- The Ministry of Energy was Wednesday unable to provide a legal framework under which independent power plants operate in Kenya.
- Energy Cabinet secretary Charles Keter could not pinpoint the legal provisions in the Energy Act of 2019 or the Public-Private Partnership Act 2013 that anchor Independent Power Producers.
- Mr Keter sought more time to study the two Acts before responding to the National Assembly’s Energy Committee.
The Ministry of Energy was Wednesday unable to provide a legal framework under which independent power plants operate in Kenya.
Energy Cabinet secretary Charles Keter could not pinpoint the legal provisions in the Energy Act of 2019 or the Public-Private Partnership Act 2013 that anchor Independent Power Producers.
Mr Keter sought more time to study the two Acts before responding to the National Assembly’s Energy Committee.
“I seek more time to study the two Acts and provide the exact provision that we used to sign power purchase agreements (PPAs) with 19 IPPs,” he said.
Mr Keter appeared before the committee that is conducting a public hearing following a request by Garissa Township MP Aden Duale to inquiry into power purchase agreements between Kenya Power and IPPs, arguing the rates are inflated.
The expensive power purchase agreements are blamed for the poor performance by Kenya Power, which has debts to the tune of Sh7.6 billion.

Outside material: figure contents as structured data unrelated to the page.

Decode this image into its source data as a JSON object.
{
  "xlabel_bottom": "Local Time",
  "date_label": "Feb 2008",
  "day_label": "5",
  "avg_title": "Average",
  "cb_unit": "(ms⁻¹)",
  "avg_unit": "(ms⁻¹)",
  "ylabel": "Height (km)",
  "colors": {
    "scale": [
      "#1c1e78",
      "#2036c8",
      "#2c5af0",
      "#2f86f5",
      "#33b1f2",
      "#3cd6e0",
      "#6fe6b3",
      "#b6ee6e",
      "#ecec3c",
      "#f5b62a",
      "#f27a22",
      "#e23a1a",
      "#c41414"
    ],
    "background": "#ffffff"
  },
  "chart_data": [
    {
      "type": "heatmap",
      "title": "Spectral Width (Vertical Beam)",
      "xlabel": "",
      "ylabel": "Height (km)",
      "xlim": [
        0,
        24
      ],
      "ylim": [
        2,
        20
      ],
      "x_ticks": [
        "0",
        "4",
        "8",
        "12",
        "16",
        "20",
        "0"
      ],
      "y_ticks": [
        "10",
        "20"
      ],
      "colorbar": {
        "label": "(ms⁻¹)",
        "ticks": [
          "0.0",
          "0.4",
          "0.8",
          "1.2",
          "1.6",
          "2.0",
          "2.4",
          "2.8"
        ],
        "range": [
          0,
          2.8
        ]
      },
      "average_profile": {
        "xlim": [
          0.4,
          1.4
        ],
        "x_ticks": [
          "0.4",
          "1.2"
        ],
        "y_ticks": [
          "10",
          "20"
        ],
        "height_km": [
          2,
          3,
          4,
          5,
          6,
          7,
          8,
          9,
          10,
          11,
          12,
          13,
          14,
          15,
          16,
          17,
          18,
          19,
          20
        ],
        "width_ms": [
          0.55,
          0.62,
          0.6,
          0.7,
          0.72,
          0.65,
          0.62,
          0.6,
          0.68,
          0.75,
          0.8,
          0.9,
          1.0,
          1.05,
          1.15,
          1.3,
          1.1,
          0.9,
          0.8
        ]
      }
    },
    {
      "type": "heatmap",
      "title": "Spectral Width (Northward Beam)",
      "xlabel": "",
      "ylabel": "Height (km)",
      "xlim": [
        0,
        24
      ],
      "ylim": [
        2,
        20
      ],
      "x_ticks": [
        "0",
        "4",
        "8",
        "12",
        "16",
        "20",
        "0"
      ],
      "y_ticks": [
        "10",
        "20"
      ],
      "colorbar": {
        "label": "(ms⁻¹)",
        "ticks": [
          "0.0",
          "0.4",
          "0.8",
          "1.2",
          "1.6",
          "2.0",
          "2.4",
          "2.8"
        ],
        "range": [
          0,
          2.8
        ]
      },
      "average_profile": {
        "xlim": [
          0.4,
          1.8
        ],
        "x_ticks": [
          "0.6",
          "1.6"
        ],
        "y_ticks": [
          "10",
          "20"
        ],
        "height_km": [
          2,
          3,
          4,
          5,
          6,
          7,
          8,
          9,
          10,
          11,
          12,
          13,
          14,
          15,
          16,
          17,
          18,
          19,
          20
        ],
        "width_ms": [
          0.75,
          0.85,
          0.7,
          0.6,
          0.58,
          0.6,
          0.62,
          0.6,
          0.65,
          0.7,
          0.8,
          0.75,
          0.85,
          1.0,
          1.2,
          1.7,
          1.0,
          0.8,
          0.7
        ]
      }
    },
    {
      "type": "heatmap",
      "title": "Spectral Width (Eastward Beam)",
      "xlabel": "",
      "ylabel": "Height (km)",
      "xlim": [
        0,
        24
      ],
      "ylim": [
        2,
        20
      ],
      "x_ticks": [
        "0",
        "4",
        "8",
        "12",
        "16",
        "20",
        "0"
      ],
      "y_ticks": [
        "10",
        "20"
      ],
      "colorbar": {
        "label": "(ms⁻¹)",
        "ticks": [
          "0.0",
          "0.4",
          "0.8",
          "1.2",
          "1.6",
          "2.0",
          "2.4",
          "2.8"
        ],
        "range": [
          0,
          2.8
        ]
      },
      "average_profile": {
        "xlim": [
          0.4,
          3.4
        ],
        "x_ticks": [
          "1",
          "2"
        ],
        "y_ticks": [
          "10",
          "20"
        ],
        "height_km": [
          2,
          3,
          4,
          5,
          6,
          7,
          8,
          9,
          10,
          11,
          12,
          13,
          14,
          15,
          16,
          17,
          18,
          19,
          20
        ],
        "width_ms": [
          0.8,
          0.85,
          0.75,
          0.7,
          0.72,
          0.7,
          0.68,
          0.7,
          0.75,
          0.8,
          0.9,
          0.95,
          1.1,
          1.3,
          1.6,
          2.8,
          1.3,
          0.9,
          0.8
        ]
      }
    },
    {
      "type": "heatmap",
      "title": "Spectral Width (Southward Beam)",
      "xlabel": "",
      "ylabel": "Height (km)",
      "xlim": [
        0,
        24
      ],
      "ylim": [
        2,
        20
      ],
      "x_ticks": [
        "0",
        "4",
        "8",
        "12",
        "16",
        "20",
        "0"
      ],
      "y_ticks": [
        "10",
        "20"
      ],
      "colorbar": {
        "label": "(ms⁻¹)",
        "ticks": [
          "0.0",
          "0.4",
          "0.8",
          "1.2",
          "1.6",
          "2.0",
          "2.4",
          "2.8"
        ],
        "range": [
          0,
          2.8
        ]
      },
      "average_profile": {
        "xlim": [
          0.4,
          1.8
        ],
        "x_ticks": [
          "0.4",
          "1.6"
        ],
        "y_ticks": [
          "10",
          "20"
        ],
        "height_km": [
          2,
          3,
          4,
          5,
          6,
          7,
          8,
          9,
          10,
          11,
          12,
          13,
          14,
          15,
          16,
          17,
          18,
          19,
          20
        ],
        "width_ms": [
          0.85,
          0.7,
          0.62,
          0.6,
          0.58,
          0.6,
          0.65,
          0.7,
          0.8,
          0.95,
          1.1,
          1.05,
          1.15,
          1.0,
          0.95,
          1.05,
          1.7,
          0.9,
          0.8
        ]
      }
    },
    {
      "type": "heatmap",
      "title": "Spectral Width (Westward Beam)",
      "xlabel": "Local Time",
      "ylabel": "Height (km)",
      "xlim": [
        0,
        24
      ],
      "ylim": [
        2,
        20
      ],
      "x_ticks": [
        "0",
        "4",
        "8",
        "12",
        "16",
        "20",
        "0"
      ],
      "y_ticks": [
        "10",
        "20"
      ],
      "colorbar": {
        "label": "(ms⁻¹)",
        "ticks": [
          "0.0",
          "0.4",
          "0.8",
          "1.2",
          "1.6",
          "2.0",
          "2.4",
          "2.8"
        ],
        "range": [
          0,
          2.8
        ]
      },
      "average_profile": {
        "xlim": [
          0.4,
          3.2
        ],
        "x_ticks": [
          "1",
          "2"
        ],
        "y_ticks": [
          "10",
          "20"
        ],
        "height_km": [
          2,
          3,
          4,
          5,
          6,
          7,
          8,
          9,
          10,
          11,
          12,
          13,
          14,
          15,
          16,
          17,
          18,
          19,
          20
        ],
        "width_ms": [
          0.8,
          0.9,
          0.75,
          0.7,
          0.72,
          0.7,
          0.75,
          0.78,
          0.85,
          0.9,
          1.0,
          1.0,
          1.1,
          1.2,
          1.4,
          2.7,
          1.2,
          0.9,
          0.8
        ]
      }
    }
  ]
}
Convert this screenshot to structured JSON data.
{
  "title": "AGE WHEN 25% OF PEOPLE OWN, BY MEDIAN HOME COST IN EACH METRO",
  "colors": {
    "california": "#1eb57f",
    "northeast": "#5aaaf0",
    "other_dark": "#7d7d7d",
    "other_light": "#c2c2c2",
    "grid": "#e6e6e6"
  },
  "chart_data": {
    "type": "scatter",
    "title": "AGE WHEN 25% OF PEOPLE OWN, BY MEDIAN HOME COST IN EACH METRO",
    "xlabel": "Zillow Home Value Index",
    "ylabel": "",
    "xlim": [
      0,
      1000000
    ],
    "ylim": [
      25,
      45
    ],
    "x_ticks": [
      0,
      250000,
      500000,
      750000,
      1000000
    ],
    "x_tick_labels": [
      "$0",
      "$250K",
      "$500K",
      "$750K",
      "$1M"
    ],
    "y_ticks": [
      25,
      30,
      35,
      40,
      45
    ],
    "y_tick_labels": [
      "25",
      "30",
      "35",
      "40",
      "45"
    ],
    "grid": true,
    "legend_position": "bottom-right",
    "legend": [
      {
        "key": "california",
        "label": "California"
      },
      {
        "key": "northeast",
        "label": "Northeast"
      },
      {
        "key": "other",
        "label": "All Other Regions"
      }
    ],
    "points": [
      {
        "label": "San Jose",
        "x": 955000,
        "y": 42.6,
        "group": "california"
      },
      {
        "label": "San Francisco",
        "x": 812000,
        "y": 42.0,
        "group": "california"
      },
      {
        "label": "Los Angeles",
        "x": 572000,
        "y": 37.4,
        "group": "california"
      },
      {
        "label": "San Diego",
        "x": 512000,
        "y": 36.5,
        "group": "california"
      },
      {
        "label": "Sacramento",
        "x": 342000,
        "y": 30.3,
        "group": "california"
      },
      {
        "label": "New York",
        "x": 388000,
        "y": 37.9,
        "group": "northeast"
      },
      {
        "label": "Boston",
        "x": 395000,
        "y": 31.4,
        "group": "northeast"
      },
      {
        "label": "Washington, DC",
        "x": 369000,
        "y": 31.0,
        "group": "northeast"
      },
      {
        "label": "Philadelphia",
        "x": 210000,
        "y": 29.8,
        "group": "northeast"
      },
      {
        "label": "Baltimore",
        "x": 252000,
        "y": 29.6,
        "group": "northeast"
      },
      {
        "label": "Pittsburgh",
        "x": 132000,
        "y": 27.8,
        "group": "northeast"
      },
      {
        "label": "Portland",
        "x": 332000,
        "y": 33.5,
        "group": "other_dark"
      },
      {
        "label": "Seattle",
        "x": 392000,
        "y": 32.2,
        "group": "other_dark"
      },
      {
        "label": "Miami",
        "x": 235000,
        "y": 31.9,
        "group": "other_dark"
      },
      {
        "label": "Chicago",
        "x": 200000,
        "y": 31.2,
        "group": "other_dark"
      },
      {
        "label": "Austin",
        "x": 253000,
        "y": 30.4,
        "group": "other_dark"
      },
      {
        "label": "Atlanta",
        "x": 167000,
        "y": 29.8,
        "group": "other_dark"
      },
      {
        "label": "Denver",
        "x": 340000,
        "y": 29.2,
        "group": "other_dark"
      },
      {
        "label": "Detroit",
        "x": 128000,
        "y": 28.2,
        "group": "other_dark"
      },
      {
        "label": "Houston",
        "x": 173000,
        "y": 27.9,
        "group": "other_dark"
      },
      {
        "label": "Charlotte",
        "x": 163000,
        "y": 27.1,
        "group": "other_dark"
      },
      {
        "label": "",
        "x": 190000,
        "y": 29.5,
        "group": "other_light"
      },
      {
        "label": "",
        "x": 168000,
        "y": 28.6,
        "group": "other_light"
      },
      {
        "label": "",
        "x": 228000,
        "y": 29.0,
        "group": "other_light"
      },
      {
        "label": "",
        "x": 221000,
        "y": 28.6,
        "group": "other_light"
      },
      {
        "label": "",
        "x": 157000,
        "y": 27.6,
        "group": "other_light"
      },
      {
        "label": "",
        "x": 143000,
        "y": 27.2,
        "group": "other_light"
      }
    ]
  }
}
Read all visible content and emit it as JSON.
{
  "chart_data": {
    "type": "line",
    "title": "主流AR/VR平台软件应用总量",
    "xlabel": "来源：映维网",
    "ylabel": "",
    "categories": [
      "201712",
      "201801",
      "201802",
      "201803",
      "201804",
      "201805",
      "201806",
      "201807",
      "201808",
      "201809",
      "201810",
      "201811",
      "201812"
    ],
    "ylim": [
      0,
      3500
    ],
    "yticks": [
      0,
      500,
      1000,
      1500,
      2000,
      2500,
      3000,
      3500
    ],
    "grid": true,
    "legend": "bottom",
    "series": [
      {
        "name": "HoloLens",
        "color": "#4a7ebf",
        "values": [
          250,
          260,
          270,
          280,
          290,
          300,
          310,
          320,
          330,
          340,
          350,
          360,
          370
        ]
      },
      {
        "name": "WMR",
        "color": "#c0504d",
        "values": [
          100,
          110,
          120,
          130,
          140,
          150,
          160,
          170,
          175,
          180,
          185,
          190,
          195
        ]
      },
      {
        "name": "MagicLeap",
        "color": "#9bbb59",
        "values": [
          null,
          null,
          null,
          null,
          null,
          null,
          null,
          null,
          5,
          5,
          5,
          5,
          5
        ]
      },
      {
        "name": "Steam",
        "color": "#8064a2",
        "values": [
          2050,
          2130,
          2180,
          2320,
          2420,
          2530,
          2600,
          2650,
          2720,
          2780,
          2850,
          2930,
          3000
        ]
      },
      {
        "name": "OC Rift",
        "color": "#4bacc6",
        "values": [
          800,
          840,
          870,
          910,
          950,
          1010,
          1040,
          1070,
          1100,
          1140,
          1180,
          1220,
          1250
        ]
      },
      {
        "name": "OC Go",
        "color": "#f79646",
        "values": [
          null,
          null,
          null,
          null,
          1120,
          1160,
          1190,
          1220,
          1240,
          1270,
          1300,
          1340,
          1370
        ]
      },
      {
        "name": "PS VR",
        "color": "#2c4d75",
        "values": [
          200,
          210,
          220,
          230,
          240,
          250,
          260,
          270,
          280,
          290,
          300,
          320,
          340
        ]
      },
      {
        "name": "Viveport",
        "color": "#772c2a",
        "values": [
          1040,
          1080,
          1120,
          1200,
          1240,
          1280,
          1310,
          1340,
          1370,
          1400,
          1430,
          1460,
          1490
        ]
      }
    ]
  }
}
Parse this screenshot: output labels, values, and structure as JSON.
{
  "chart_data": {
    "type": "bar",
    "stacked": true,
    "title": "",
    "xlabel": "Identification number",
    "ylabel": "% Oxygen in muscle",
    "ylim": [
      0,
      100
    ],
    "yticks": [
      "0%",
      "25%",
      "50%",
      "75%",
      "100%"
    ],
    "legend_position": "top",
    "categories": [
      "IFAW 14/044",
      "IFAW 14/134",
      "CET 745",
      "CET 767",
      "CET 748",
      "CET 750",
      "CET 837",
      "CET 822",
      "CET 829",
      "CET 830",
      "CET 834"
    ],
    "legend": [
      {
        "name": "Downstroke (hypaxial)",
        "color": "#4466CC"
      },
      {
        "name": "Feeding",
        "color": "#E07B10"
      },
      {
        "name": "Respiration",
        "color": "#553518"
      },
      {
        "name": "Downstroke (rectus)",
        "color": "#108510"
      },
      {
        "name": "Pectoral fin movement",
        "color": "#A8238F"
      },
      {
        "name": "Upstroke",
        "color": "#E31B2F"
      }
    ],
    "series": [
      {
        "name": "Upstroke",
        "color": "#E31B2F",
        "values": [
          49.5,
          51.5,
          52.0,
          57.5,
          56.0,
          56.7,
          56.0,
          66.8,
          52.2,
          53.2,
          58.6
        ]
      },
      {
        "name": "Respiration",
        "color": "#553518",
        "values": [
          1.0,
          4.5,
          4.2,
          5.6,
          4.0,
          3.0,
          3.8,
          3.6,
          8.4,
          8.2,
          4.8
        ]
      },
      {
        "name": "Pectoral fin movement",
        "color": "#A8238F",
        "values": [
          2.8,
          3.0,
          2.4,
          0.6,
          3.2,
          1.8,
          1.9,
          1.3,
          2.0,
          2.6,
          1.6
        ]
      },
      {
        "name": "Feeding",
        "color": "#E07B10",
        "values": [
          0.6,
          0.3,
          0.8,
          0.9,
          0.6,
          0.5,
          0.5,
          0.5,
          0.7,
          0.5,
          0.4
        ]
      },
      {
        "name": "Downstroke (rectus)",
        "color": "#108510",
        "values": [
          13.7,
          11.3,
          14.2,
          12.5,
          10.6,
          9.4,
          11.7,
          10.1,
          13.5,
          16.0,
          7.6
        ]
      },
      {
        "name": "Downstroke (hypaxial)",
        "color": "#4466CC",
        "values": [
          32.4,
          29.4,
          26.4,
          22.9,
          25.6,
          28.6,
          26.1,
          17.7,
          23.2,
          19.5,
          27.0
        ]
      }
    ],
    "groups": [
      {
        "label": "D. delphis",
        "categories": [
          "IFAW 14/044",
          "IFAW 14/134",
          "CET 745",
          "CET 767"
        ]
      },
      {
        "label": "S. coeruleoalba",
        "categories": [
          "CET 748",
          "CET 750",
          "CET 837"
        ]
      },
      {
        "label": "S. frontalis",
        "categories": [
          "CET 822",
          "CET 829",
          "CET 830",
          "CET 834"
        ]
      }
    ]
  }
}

He told the committee that the ministry had terminated two IPPs with the third expected to exit in September after their contracts expired.
Mr Keter said contracts for the three IPPs would not be renewed, adding that contracts for Mumias Sugar and Iberafrica Power had expired.
“For Tsavo Power, its contract comes to an end in September, and it will be renewed,” he told the committee chaired by Nakuru Town East MP David Gikaria.
President Uhuru Kenyatta in March appointed a task force to review PPAs signed between Kenya Power and all electricity generators to renegotiate energy prices and other terms downwards.
The team is chaired by boardroom veteran John Ngumi and will has 15 other members drawn from the private and public sectors.
“The taskforce will come up with an analysis on whether some IPPs can be terminated. If we terminate the PPAs now before the contracts expire, it will involve hefty. Therefore we will wait for the taskforce recommendations. However, two PPAs have already been terminated after their contracts lapsed,” he told the committee.
He told MPs that the ministry had put on hold all transactions on pending PPAs following a moratorium to allow the taskforce come up with its findings.
Mr Keter, who appeared before the committee alongside principal secretary Joseph Njoroge said Kenya Power spent Sh24.67 billion to pay the IPPs for capacity charge in the year to June 2020.
“Capacity Charge is funds paid to the investors for provision of electricity capacity. That means the machine must be ready to be used. We are paying IPPs for holding capacity when demand is low,” Mr Njoroge said.
Mr Duale demanded to know whether the Sh24.67 billion of taxpayers’ cash was spent to offset loans for the IPPs.
“For investor to pay debt and access funds, the capacity charge is paid to facilitate the investor to be able to service the loan,” engineer Njoroge said.
He said payment of capacity charge is the practice globally on project finance. “Capacity Charge is used to service the loan,” he told the committee.